Artinya: “… (Aisyah ra.) berkata: Aku sendiri termasuk orang yang berniat ihram untuk umrah dan kita semua meninggalkan Madinah sampai datang di Makkah. Pada saat datangnya hari atau waktu Arafah saya haid, sehingga saya tidak dapat tahallul untuk umrahku. Aku mengadu kepada Nabi saw, lalu Nabi bersabda: Tinggalkan umrahmu dan lepaskan rambutmu dan bersisirlah kemudian niatlah ihram untuk haji. Selanjutnya Aisyah berkata: Akupun mengerjakannya, dan setelah sampai malam Hasabah (sesudah hari tasyriq) dan setelah kami selesai ibadah haji, Nabi saw menyuruh Abdurrahman bin Abi Bakar memboncengkan aku keluar ke Tan’im dan akupun ihram untuk umrah dan selesai. Maka Allah telah menentukan selesai haji dan umrah kami. Dalam hal ini tidak diperlukan membayar dam (menyembelih hewan), membayar sadaqah ataupun berpuasa.” [HR. Muslim]

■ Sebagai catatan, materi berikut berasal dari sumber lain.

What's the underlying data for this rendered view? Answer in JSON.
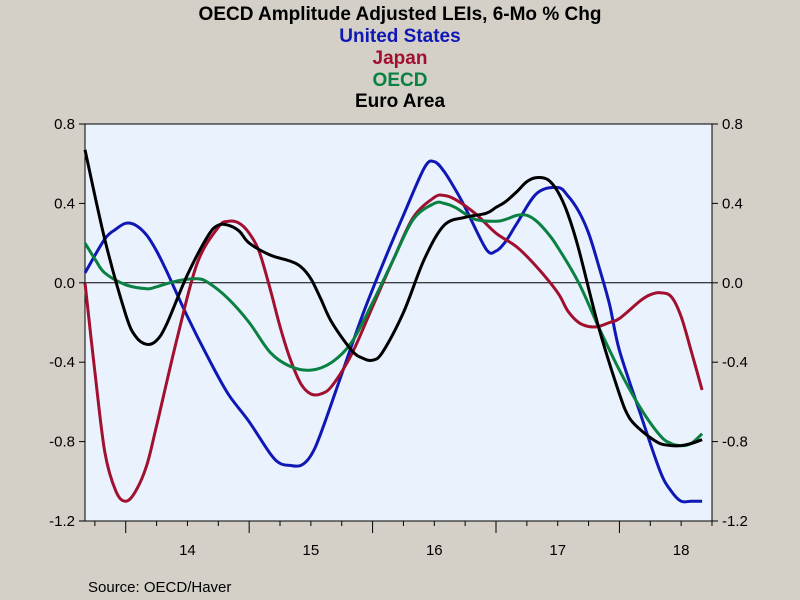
{
  "chart_data": {
    "type": "line",
    "title": "OECD Amplitude Adjusted LEIs, 6-Mo % Chg",
    "source": "Source:  OECD/Haver",
    "ylim": [
      -1.2,
      0.8
    ],
    "y_ticks": [
      "0.8",
      "0.4",
      "0.0",
      "-0.4",
      "-0.8",
      "-1.2"
    ],
    "x_range": [
      2013.67,
      2018.75
    ],
    "x_ticks": [
      {
        "label": "14",
        "year": 2014
      },
      {
        "label": "15",
        "year": 2015
      },
      {
        "label": "16",
        "year": 2016
      },
      {
        "label": "17",
        "year": 2017
      },
      {
        "label": "18",
        "year": 2018
      }
    ],
    "zero_line": true,
    "background": "#eaf2fe",
    "series": [
      {
        "name": "United States",
        "color": "#0f18b4",
        "x": [
          2013.67,
          2013.83,
          2013.92,
          2014.0,
          2014.08,
          2014.17,
          2014.25,
          2014.33,
          2014.5,
          2014.67,
          2014.83,
          2015.0,
          2015.17,
          2015.25,
          2015.33,
          2015.42,
          2015.5,
          2015.58,
          2015.75,
          2015.92,
          2016.08,
          2016.25,
          2016.42,
          2016.5,
          2016.58,
          2016.67,
          2016.75,
          2016.92,
          2017.0,
          2017.08,
          2017.17,
          2017.33,
          2017.5,
          2017.58,
          2017.67,
          2017.75,
          2017.83,
          2017.92,
          2018.0,
          2018.17,
          2018.33,
          2018.42,
          2018.5,
          2018.58,
          2018.67
        ],
        "y": [
          0.05,
          0.22,
          0.27,
          0.3,
          0.29,
          0.24,
          0.16,
          0.06,
          -0.17,
          -0.38,
          -0.56,
          -0.7,
          -0.86,
          -0.91,
          -0.92,
          -0.92,
          -0.87,
          -0.76,
          -0.46,
          -0.16,
          0.09,
          0.34,
          0.58,
          0.61,
          0.56,
          0.47,
          0.38,
          0.17,
          0.16,
          0.21,
          0.3,
          0.45,
          0.48,
          0.44,
          0.36,
          0.25,
          0.09,
          -0.11,
          -0.34,
          -0.66,
          -0.95,
          -1.05,
          -1.1,
          -1.1,
          -1.1
        ]
      },
      {
        "name": "Japan",
        "color": "#a1102e",
        "x": [
          2013.67,
          2013.75,
          2013.83,
          2013.92,
          2014.0,
          2014.08,
          2014.17,
          2014.25,
          2014.42,
          2014.58,
          2014.75,
          2014.83,
          2014.92,
          2015.0,
          2015.08,
          2015.17,
          2015.25,
          2015.33,
          2015.42,
          2015.5,
          2015.58,
          2015.67,
          2015.83,
          2016.0,
          2016.17,
          2016.33,
          2016.5,
          2016.58,
          2016.67,
          2016.83,
          2017.0,
          2017.17,
          2017.33,
          2017.5,
          2017.58,
          2017.67,
          2017.75,
          2017.83,
          2017.92,
          2018.0,
          2018.17,
          2018.25,
          2018.33,
          2018.42,
          2018.5,
          2018.58,
          2018.67
        ],
        "y": [
          0.0,
          -0.45,
          -0.85,
          -1.05,
          -1.1,
          -1.05,
          -0.92,
          -0.72,
          -0.27,
          0.1,
          0.28,
          0.31,
          0.3,
          0.25,
          0.16,
          -0.03,
          -0.22,
          -0.38,
          -0.51,
          -0.56,
          -0.56,
          -0.52,
          -0.36,
          -0.12,
          0.12,
          0.33,
          0.43,
          0.44,
          0.42,
          0.35,
          0.25,
          0.18,
          0.08,
          -0.05,
          -0.14,
          -0.2,
          -0.22,
          -0.22,
          -0.2,
          -0.18,
          -0.09,
          -0.06,
          -0.05,
          -0.07,
          -0.17,
          -0.34,
          -0.54
        ]
      },
      {
        "name": "OECD",
        "color": "#0a8042",
        "x": [
          2013.67,
          2013.75,
          2013.83,
          2014.0,
          2014.17,
          2014.25,
          2014.42,
          2014.58,
          2014.67,
          2014.83,
          2015.0,
          2015.17,
          2015.33,
          2015.5,
          2015.67,
          2015.83,
          2016.0,
          2016.17,
          2016.33,
          2016.5,
          2016.58,
          2016.67,
          2016.83,
          2017.0,
          2017.08,
          2017.17,
          2017.25,
          2017.33,
          2017.42,
          2017.5,
          2017.67,
          2017.83,
          2018.0,
          2018.17,
          2018.33,
          2018.42,
          2018.5,
          2018.58,
          2018.67
        ],
        "y": [
          0.2,
          0.12,
          0.05,
          -0.01,
          -0.03,
          -0.02,
          0.01,
          0.02,
          0.0,
          -0.08,
          -0.2,
          -0.35,
          -0.42,
          -0.44,
          -0.4,
          -0.3,
          -0.1,
          0.12,
          0.32,
          0.4,
          0.4,
          0.38,
          0.32,
          0.31,
          0.32,
          0.34,
          0.34,
          0.31,
          0.25,
          0.18,
          0.0,
          -0.22,
          -0.44,
          -0.63,
          -0.77,
          -0.81,
          -0.82,
          -0.81,
          -0.76
        ]
      },
      {
        "name": "Euro Area",
        "color": "#000000",
        "x": [
          2013.67,
          2013.83,
          2014.0,
          2014.08,
          2014.17,
          2014.25,
          2014.33,
          2014.5,
          2014.67,
          2014.75,
          2014.83,
          2014.92,
          2015.0,
          2015.17,
          2015.33,
          2015.42,
          2015.5,
          2015.58,
          2015.67,
          2015.83,
          2015.92,
          2016.0,
          2016.08,
          2016.25,
          2016.42,
          2016.58,
          2016.75,
          2016.92,
          2017.0,
          2017.08,
          2017.17,
          2017.25,
          2017.33,
          2017.42,
          2017.5,
          2017.58,
          2017.67,
          2017.83,
          2018.0,
          2018.08,
          2018.17,
          2018.25,
          2018.33,
          2018.42,
          2018.5,
          2018.58,
          2018.67
        ],
        "y": [
          0.67,
          0.22,
          -0.16,
          -0.27,
          -0.31,
          -0.29,
          -0.21,
          0.04,
          0.24,
          0.29,
          0.29,
          0.26,
          0.2,
          0.14,
          0.11,
          0.08,
          0.02,
          -0.08,
          -0.2,
          -0.34,
          -0.38,
          -0.39,
          -0.35,
          -0.15,
          0.12,
          0.29,
          0.33,
          0.35,
          0.38,
          0.41,
          0.46,
          0.51,
          0.53,
          0.52,
          0.46,
          0.35,
          0.17,
          -0.22,
          -0.56,
          -0.68,
          -0.74,
          -0.78,
          -0.81,
          -0.82,
          -0.82,
          -0.81,
          -0.79
        ]
      }
    ]
  }
}
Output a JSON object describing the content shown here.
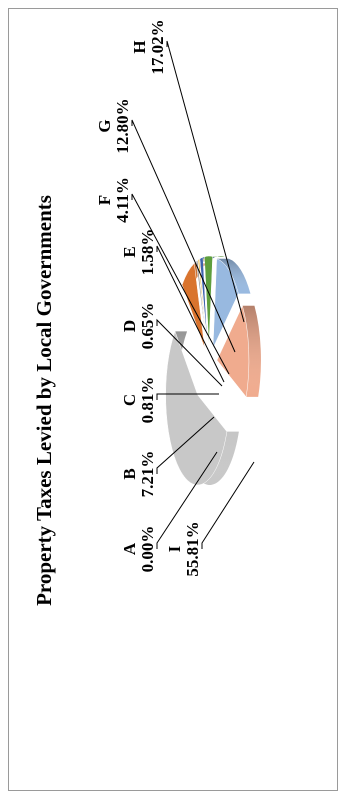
{
  "chart_data": {
    "type": "pie",
    "title": "Property Taxes Levied by Local Governments",
    "categories": [
      "A",
      "B",
      "C",
      "D",
      "E",
      "F",
      "G",
      "H",
      "I"
    ],
    "values": [
      0.0,
      7.21,
      0.81,
      0.65,
      1.58,
      4.11,
      12.8,
      17.02,
      55.81
    ],
    "value_labels": [
      "0.00%",
      "7.21%",
      "0.81%",
      "0.65%",
      "1.58%",
      "4.11%",
      "12.80%",
      "17.02%",
      "55.81%"
    ],
    "colors": [
      "#4f7ec4",
      "#d9742e",
      "#9a9a9a",
      "#e3b33a",
      "#3f62ad",
      "#5e9e3d",
      "#98b9e0",
      "#f0ab8e",
      "#c8c8c8"
    ],
    "style": "exploded 3D pie",
    "orientation": "rotated 90 degrees counter-clockwise",
    "legend": "none"
  }
}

Berdasarkan hadis di atas, jelas bahwa umrah tersebut dilakukan sesudah selesai haji dan dalam rangka menyempurnakan umrah sebelumnya. Nabi saw tidak memberikan tuntunan dan tidak menyuruh para sahabatnya untuk melakukan umrah berkali-kali dalam musim haji sebelum waktu wukuf di Arafah. Oleh karena itu, umrah seperti itu tidak perlu dilaksanakan. Amalan-amalan yang dianjurkan kepada jamaah haji adalah tadarrus al-Qur’an, memperbanyak doa atau thawaf di Masjidil Haram. Adapun melaksanakan umrah sesudah selesai melaksanakan ibadah haji boleh saja dilakukan.